Optical parametric amplifiers (OPAs) exploit second-order nonlinearity to transfer energy from a fixed frequency pump pulse to a variable frequency signal pulse, and represent an easy way of tuning over a broad range the frequency of an otherwise fixed femtosecond laser system. OPAs can also act as broadband amplifiers, transferring energy from a narrowband pump to a broadband signal and thus considerably shortening the duration of the pump pulse.
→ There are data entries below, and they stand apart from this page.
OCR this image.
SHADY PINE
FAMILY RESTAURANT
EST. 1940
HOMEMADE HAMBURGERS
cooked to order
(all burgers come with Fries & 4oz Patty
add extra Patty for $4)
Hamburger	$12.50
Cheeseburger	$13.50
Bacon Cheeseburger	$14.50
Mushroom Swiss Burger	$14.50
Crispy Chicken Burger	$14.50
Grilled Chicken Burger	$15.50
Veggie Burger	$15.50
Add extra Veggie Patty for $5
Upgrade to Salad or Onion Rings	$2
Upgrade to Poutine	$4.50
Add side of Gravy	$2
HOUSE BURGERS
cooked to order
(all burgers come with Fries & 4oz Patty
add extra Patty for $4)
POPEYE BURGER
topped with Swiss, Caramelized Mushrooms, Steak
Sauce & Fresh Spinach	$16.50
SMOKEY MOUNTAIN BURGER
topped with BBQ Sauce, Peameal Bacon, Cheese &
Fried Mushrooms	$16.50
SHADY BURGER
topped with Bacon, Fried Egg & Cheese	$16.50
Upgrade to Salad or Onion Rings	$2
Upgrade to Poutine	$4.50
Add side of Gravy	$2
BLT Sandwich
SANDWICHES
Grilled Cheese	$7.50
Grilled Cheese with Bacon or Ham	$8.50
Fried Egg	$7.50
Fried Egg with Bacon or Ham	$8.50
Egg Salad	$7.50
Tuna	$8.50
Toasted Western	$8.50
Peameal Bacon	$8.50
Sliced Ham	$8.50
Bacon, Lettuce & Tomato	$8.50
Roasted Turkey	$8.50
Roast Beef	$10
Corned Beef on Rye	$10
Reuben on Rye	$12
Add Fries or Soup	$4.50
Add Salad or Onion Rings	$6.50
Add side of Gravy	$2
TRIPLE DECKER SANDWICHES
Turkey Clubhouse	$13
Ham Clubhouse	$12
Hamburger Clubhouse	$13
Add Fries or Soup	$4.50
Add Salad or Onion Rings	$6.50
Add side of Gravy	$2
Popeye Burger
Due to these unique properties, OPAs are nowadays ubiquitous in ultrafast laser laboratories, and are employed by many users, such as solid state physicists, atomic/molecular physicists, chemists and biologists, who are not experts in ultrafast optics. This tutorial paper aims at providing the non-specialist reader with a self-consistent guide to the physical foundations of OPAs, deriving the main equations describing their performance and discussing how they can be used to understand their most important working parameters (frequency tunability, bandwidth, pulse energy/repetition rate scalability, control over the carrier-envelope phase of the generated pulses). Based on this analysis, we derive practical design criteria for OPAs, showing how their performance depends on the type of the nonlinear interaction (crystal type, phase-matching configuration, crystal length), on the characteristics of the pump pulse (frequency, duration, energy, repetition rate) and on the OPA architecture.